Should You Monitor Social Media Use At Work?

Social media can be a distraction at work, but managers have to be realistic about attempting to institute outright bans.

Employees can’t be allowed to waste the day away on social media while they are at work, but they can’t feel like prisoners at their jobs, either. The businesses that do the best are the ones that strike a balance between being too severe and still setting reasonable boundaries. The reality is that no business is ever going to be able to keep their employees off of their many devices all the time – but should they even be trying? Here is a look at different ways employers may try to handle workplace social media.

The New Smoke Break: The Psychology of Micro-Breaks

Frequent micro-breaks split up big chunks of time and prevent mental fatigue. Unlike, say, a half-hour “smoke break” taken once during an eight-hour workday, consider micro-breaks of 3 minutes or so roughly every half hour. If your employees know that they only have to concentrate for another 29 minutes, they will be much more likely to resist the urge to pick up their phones.

When the time period is up, the micro break is on and they can stand up, stretch, regroup and, yes, scroll through their social media. When they sit back down to work again a few minutes later, they’ll be more focused and more efficient, just like briefly restarting a sluggish computer every so often.

Social Responsibility and Trust

Prisoners naturally spend all their time thinking of escape. If you act like a warden, your employees are likely to feel like they have something to rebel against. By forbidding – or even worse monitoring – social media at work, you are likely to breed resentment and foster an “us-vs-them” mentality. As discussed in the article “The Case for the Social Workplace,” it is wise to encourage responsible social media at work.

Forbidding it altogether is the same as attempting to forbid the distraction of talking to co-workers. Tell them you understand that they’re plugged in, that you know they’ll spend some portion of the day on social, and that you trust them to pick their moments and not let it interfere with their work.

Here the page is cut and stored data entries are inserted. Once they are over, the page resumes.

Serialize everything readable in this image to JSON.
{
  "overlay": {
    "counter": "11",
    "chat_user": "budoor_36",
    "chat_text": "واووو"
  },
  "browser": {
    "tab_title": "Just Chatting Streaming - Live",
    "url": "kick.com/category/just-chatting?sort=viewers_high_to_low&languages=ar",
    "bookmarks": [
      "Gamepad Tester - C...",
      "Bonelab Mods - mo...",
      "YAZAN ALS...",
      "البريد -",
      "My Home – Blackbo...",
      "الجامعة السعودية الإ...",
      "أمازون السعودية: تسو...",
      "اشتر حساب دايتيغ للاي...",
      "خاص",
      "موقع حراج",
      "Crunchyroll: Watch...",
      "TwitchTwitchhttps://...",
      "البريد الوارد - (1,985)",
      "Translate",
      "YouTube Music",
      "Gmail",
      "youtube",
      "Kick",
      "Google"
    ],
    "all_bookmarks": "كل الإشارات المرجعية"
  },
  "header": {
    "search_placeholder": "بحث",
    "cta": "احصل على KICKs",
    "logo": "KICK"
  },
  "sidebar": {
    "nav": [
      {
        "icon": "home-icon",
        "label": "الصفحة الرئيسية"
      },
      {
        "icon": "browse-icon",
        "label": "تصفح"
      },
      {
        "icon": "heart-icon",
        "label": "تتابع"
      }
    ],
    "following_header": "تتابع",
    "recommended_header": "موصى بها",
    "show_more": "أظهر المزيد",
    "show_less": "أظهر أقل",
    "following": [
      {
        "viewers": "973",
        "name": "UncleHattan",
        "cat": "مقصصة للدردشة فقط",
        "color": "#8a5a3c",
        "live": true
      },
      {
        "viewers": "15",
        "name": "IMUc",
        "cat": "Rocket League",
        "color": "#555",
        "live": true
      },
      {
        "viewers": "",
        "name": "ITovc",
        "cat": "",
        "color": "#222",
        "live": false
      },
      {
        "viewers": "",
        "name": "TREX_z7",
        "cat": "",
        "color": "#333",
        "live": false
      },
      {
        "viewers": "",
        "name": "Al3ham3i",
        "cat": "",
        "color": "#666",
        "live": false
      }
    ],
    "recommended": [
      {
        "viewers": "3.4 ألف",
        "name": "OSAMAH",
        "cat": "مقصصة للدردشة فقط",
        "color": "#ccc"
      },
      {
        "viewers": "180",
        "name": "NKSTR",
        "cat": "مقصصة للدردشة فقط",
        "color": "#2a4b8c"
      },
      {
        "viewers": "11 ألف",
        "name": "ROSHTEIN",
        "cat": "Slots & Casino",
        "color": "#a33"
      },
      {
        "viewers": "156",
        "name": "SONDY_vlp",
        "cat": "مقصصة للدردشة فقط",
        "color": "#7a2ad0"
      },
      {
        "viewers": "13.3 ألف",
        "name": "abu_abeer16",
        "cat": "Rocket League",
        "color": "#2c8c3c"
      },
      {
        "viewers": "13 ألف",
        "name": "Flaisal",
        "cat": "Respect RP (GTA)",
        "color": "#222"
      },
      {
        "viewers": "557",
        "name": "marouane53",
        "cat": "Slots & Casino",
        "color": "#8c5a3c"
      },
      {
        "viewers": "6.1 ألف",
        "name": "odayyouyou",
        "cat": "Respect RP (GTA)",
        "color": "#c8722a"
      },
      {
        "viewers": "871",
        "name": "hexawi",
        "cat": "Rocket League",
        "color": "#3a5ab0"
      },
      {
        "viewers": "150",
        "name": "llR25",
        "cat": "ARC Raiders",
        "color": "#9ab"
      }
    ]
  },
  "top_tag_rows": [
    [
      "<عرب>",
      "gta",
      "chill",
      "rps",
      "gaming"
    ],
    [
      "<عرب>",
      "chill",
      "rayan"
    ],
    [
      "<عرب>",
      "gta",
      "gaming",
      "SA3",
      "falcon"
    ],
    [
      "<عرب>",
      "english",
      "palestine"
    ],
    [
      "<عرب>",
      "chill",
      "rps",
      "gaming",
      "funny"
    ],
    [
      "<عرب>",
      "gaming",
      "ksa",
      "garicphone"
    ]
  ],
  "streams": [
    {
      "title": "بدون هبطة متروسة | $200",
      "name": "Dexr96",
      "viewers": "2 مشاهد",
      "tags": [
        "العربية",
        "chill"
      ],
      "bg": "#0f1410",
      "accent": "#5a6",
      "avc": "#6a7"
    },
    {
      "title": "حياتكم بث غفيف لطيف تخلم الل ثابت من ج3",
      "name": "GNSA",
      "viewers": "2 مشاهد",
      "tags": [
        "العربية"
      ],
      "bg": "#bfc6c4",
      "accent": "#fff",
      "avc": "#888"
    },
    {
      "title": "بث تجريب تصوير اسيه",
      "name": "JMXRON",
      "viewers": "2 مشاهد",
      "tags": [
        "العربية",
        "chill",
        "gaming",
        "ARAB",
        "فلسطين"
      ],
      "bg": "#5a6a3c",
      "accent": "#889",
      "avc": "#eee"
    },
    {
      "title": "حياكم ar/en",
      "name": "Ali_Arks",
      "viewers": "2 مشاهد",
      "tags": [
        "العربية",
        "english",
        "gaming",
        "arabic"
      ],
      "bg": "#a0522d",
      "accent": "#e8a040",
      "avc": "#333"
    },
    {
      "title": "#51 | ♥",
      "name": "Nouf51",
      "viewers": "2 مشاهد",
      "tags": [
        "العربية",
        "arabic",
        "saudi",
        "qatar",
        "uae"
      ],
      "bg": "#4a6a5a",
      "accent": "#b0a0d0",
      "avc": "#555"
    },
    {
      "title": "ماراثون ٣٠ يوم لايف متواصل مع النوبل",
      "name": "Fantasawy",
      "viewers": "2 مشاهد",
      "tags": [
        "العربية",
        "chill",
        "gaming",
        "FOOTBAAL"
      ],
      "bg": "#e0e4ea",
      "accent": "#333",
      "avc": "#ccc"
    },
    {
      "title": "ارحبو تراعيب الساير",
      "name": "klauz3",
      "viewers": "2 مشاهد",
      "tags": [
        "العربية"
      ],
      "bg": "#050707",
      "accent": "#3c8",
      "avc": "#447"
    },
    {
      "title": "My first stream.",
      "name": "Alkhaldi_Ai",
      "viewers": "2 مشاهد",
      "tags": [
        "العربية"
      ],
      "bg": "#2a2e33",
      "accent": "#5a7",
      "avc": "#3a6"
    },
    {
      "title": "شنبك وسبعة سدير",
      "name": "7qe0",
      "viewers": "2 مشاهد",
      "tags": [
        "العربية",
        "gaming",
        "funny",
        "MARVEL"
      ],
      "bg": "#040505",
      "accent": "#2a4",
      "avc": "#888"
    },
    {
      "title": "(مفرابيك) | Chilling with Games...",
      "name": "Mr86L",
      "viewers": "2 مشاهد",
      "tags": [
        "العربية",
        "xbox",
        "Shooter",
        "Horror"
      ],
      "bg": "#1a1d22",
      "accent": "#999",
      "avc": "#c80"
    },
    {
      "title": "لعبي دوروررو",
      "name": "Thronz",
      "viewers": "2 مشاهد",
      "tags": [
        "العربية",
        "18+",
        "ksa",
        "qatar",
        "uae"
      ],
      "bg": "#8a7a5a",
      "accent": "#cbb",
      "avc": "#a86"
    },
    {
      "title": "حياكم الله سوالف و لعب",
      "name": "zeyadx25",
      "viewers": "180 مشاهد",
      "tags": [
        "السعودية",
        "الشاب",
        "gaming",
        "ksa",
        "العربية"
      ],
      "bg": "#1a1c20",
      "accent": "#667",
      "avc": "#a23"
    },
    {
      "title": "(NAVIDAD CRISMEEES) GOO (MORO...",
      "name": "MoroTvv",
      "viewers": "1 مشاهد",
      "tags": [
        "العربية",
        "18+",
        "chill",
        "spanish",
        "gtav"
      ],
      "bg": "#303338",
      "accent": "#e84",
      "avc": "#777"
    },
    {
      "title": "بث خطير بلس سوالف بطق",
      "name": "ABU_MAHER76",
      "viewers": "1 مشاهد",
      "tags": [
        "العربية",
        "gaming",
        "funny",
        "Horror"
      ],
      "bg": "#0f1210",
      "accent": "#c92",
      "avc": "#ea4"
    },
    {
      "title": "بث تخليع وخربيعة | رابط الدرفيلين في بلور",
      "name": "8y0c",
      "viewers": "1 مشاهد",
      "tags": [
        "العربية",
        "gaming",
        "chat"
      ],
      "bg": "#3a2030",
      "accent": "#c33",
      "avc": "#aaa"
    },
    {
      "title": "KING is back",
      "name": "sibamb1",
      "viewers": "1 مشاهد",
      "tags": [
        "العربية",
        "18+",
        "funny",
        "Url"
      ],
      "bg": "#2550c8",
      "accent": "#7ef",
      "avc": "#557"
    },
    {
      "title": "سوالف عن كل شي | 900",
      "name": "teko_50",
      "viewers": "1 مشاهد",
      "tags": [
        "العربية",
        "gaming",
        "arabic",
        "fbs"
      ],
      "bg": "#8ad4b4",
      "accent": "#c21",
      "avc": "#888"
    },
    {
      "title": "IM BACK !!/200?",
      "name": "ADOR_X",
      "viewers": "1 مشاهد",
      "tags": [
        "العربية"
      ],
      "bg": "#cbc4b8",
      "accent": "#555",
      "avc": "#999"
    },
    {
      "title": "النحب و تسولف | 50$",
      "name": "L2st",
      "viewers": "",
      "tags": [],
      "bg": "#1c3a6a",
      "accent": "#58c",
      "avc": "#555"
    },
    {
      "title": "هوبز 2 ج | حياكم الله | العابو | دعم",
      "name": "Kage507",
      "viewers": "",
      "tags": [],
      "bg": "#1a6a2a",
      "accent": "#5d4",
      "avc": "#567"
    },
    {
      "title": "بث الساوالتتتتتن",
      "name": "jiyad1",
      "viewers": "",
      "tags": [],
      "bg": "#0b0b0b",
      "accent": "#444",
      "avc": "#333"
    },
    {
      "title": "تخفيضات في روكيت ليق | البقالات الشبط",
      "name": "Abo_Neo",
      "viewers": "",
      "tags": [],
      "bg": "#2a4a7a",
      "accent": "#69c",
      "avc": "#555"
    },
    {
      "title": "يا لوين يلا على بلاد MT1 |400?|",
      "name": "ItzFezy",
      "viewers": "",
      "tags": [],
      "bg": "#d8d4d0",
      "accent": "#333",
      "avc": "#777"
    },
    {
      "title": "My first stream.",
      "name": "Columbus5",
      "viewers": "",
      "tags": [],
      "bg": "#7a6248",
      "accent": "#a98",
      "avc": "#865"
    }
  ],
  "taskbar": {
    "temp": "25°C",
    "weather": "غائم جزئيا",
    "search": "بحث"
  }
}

Set Guidelines About Work-Related Social

One element that should be clear with no gray area is not whether employees are allowed to glance at their Facebook page a few times throughout the day, but what the line is regarding work and social media. Are supervisors allowed to be friends or followers with subordinates? Are employees allowed to post while they are at work? Are employees allowed to post about work, or other employees? No matter how lax your policy about connecting while on the clock, you must have a clear, comprehensive set of guidelines dictating the boundaries of how social media relates to the workplace.

It is natural for business owners and managers to prevent their employees from wasting the day away on social media – but a generation ago, it was solitaire or Snake. The most progressive companies (think Apple and Google) work hard to understand the psychology of their workers and accommodate them as individual human beings, not as assembly line robots. Instill a sense of trust, set reasonable boundaries and always lead by example.